Up front and Pedrosa was credited with leading laps 12 to 16 but - like Vermeulen, Gibernau and Melandri before him - was unable to break clear and his reign was eventually ended by Melandri, who dived inside at the final chicane on lap 17. That location, coming directly after the awesome fifth-gear right hander, was the most popular passing place on the track - and saw plenty more action in the remaining five laps.
Indeed, on the very next circulation, Stoner demoted Marco from the lead at that location - with the frantic victory battle now a three-way affair as an increasingly ragged Hayden slipped to the tail of the lead group and lost touch with the trio ahead of him.
Last October, Pedrosa and Stoner were again battling bar-to-bar for victory at Istanbul - although on that occasion it was in the 250cc class - but each looked every ounce a MotoGP winner as the 2006 race reached its climax. The pair of premier-class rookies sandwiching comparative veteran Melandri, a double race winner, as the last lap began.

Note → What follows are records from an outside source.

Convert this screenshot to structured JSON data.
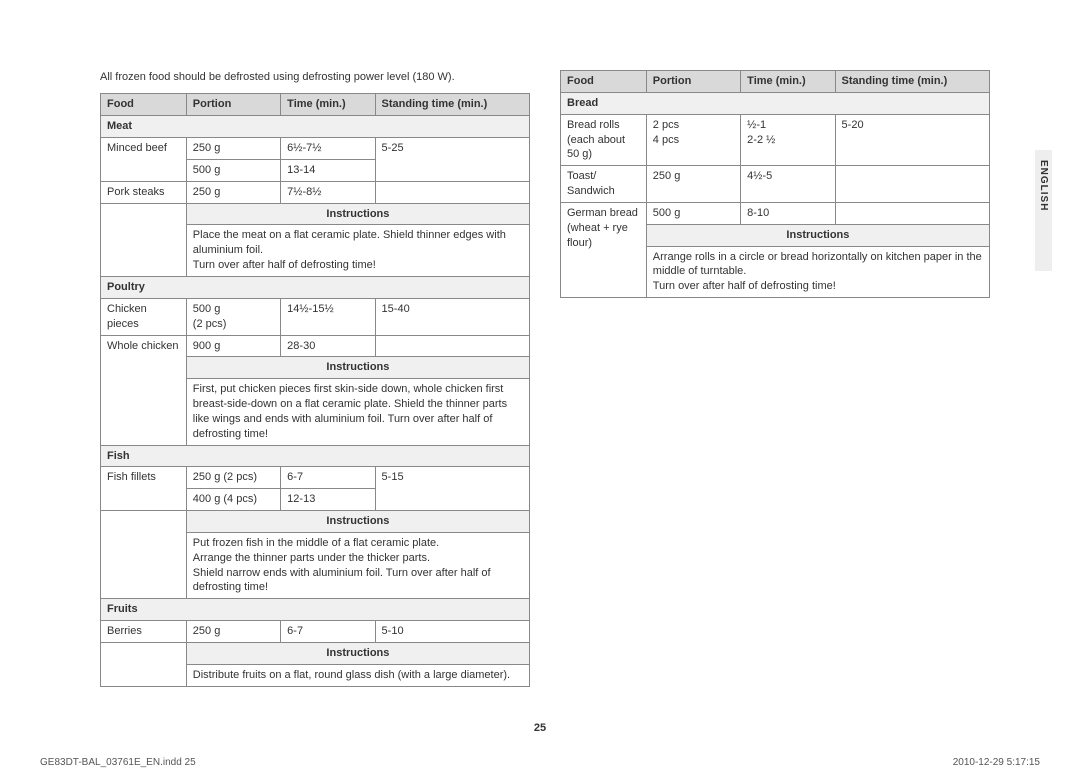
{
  "intro": "All frozen food should be defrosted using defrosting power level (180 W).",
  "headers": {
    "food": "Food",
    "portion": "Portion",
    "time": "Time (min.)",
    "standing": "Standing time (min.)"
  },
  "instr_label": "Instructions",
  "left": {
    "cat_meat": "Meat",
    "meat_r1": {
      "food": "Minced beef",
      "portion": "250 g",
      "time": "6½-7½",
      "standing": "5-25"
    },
    "meat_r2": {
      "portion": "500 g",
      "time": "13-14"
    },
    "meat_r3": {
      "food": "Pork steaks",
      "portion": "250 g",
      "time": "7½-8½"
    },
    "meat_instr": "Place the meat on a flat ceramic plate. Shield thinner edges with aluminium foil.\nTurn over after half of defrosting time!",
    "cat_poultry": "Poultry",
    "poultry_r1": {
      "food": "Chicken pieces",
      "portion": "500 g\n(2 pcs)",
      "time": "14½-15½",
      "standing": "15-40"
    },
    "poultry_r2": {
      "food": "Whole chicken",
      "portion": "900 g",
      "time": "28-30"
    },
    "poultry_instr": "First, put chicken pieces first skin-side down, whole chicken first breast-side-down on a flat ceramic plate. Shield the thinner parts like wings and ends with aluminium foil. Turn over after half of defrosting time!",
    "cat_fish": "Fish",
    "fish_r1": {
      "food": "Fish fillets",
      "portion": "250 g (2 pcs)",
      "time": "6-7",
      "standing": "5-15"
    },
    "fish_r2": {
      "portion": "400 g (4 pcs)",
      "time": "12-13"
    },
    "fish_instr": "Put frozen fish in the middle of a flat ceramic plate.\nArrange the thinner parts under the thicker parts.\nShield narrow ends with aluminium foil. Turn over after half of defrosting time!",
    "cat_fruits": "Fruits",
    "fruits_r1": {
      "food": "Berries",
      "portion": "250 g",
      "time": "6-7",
      "standing": "5-10"
    },
    "fruits_instr": "Distribute fruits on a flat, round glass dish (with a large diameter)."
  },
  "right": {
    "cat_bread": "Bread",
    "bread_r1": {
      "food": "Bread rolls (each about 50 g)",
      "portion": "2 pcs\n4 pcs",
      "time": "½-1\n2-2 ½",
      "standing": "5-20"
    },
    "bread_r2": {
      "food": "Toast/ Sandwich",
      "portion": "250 g",
      "time": "4½-5"
    },
    "bread_r3": {
      "food": "German bread (wheat + rye flour)",
      "portion": "500 g",
      "time": "8-10"
    },
    "bread_instr": "Arrange rolls in a circle or bread horizontally on kitchen paper in the middle of turntable.\nTurn over after half of defrosting time!"
  },
  "side": "ENGLISH",
  "pagenum": "25",
  "footer_left": "GE83DT-BAL_03761E_EN.indd   25",
  "footer_right": "2010-12-29     5:17:15"
}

But not for long: As the trio charged into the off-camber turn one for the final time, Pedrosa - who had lost a little ground through the final chicane - pushed his front Michelin a little too hard and his RCV suddenly folded under him, sending the 20-year-old spinning off-track. A distraught Dani jumped to his feet and was left to wonder what might have been as he resurrected 14th place at the chequered flag.
Meanwhile, Stoner - riding the 'standard' spec RCV - was still doing a brilliant job of containing factory supported Melandri, leaving no room for a pass and making no mistakes in his quest to become the joint youngest MotoGP race winner. But the grand prix was always going to be decided at the final chicane - and Melandri duly dived inside for the lead, with Stoner trying to brave-it-out around the outside of the Italian.
Melandri stayed wheel-perfect through the fiddly left-right-left complex that leads onto the start-finish straight - and Stoner frustratingly lost out on victory by just 0.2secs at the flag, but could still celebrate his first MotoGP podium in just his third race.
The win was exactly what Melandri needed after a poor, podium free, start to the season and the likeable Fortuna rider was justifiably ecstatic with his third MotoGP victory - which also moves him up to third in the championship.
Pedrosa's mistake left team-mate Nicky Hayden
to inherit the final podium position and the Kentuckian has now taken the world championship lead, by just one-point from previous occupant Loris Capirossi, after the Ducati rider finished as the top Bridgestone rider in sixth.